Сбор - у Иванова деда. Мундир, добытый Михайловым, великоват. Но когда, надев его, Митя подпоясывается широким воинским ремнем, который подарил при расставании Василь Шарамет, надевает пилотку, одолженную Примаком, вид у него не такой уж плохой. Только с ботинками неважно. Разбитые, с задранными носами, с подошвой, которая уже теперь отстает, они долго в лесу не прослужат.
Бабка, хотя и не родная, несет Лобику кожушок. Теперь-то тепло, а как придет осень, зима? Бери, Иванка, плохим словом бабку не помянешь. Кожушок без воротника, женского покроя, Лобик похож в нем на деревенского пастуха, но выбирать не приходится.
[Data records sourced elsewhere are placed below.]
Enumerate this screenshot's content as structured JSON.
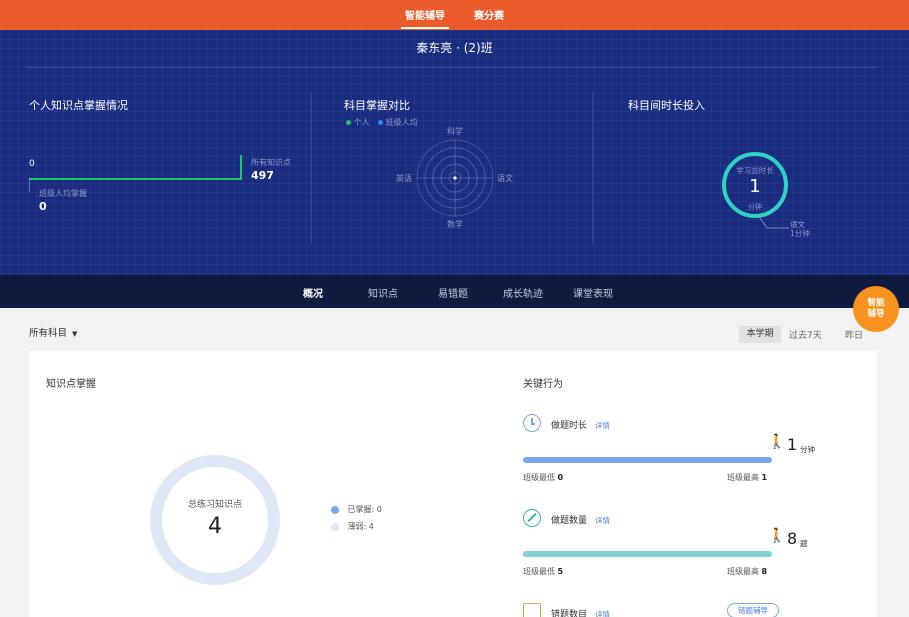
{
  "top_nav": {
    "tabs": [
      {
        "label": "智能辅导",
        "active": true
      },
      {
        "label": "赛分赛",
        "active": false
      }
    ]
  },
  "hero": {
    "class_title": "秦东亮 · (2)班",
    "knowledge": {
      "title": "个人知识点掌握情况",
      "personal_value": "0",
      "total_label": "所有知识点",
      "total_value": "497",
      "class_avg_label": "班级人均掌握",
      "class_avg_value": "0"
    },
    "subject_compare": {
      "title": "科目掌握对比",
      "legend": [
        {
          "label": "个人",
          "color": "#22c55e"
        },
        {
          "label": "班级人均",
          "color": "#3b82f6"
        }
      ],
      "axes": {
        "top": "科学",
        "right": "语文",
        "bottom": "数学",
        "left": "英语"
      }
    },
    "time_invest": {
      "title": "科目间时长投入",
      "ring_label": "学习总时长",
      "ring_value": "1",
      "ring_unit": "分钟",
      "callout_subject": "语文",
      "callout_value": "1分钟"
    }
  },
  "tabs": [
    {
      "label": "概况",
      "active": true
    },
    {
      "label": "知识点",
      "active": false
    },
    {
      "label": "易错题",
      "active": false
    },
    {
      "label": "成长轨迹",
      "active": false
    },
    {
      "label": "课堂表现",
      "active": false
    }
  ],
  "filters": {
    "subject": "所有科目",
    "periods": [
      {
        "label": "本学期",
        "active": true
      },
      {
        "label": "过去7天",
        "active": false
      },
      {
        "label": "昨日",
        "active": false
      }
    ]
  },
  "fab": {
    "line1": "智能",
    "line2": "辅导"
  },
  "mastery": {
    "title": "知识点掌握",
    "center_label": "总练习知识点",
    "center_value": "4",
    "mastered_label": "已掌握: 0",
    "weak_label": "薄弱: 4",
    "mastered_fraction": 0
  },
  "key_behaviors": {
    "title": "关键行为",
    "items": [
      {
        "label": "做题时长",
        "detail": "详情",
        "value": "1",
        "unit": "分钟",
        "min_label": "班级最低",
        "min_value": "0",
        "max_label": "班级最高",
        "max_value": "1",
        "fill_fraction": 1.0,
        "color": "#7aa7ec",
        "icon": "clock-icon"
      },
      {
        "label": "做题数量",
        "detail": "详情",
        "value": "8",
        "unit": "题",
        "min_label": "班级最低",
        "min_value": "5",
        "max_label": "班级最高",
        "max_value": "8",
        "fill_fraction": 1.0,
        "color": "#7fd6d0",
        "icon": "pencil-icon"
      },
      {
        "label": "错题数目",
        "detail": "详情",
        "badge": "错题辅导",
        "icon": "notebook-icon"
      }
    ]
  },
  "colors": {
    "top_nav": "#ea5a2a",
    "hero_bg": "#1a2c80",
    "tab_bar": "#0f1b3f",
    "accent_teal": "#2fd1c4",
    "fab": "#f7931e"
  }
}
Винтовки, обрез, которые хлопцы вытащили из тайника, восторга тоже не вызывают. От сырости приклады покрылись плесенью, стволы заржавели. Митя с Лобиком тем и занимаются, что чистят, смазывают затворы, протирают, намотав кудель на шомпол, стволы. Винтовку, добытую Миколой, возьмет Митя, обрез - Сергей, длинную французскую железяку, к которой так и не нашлось патронов, - Лобик.
Сергей между тем запаздывает. Уже полночь, а его нет. Наконец он приходит, и не один. Жена, Гришина сестра Маня, держит на руках завернутое в одеяло дитя, на пороге, шмыгая носом, стоит еще один кандидат в партизаны - Рудик, бездомный парень лет четырнадцати, который самопасом живет на Вокзальной улице. Где Сергей его подобрал, зачем, - теперь не спросишь. Да и не прогонишь Рудика, так как все видел, знает.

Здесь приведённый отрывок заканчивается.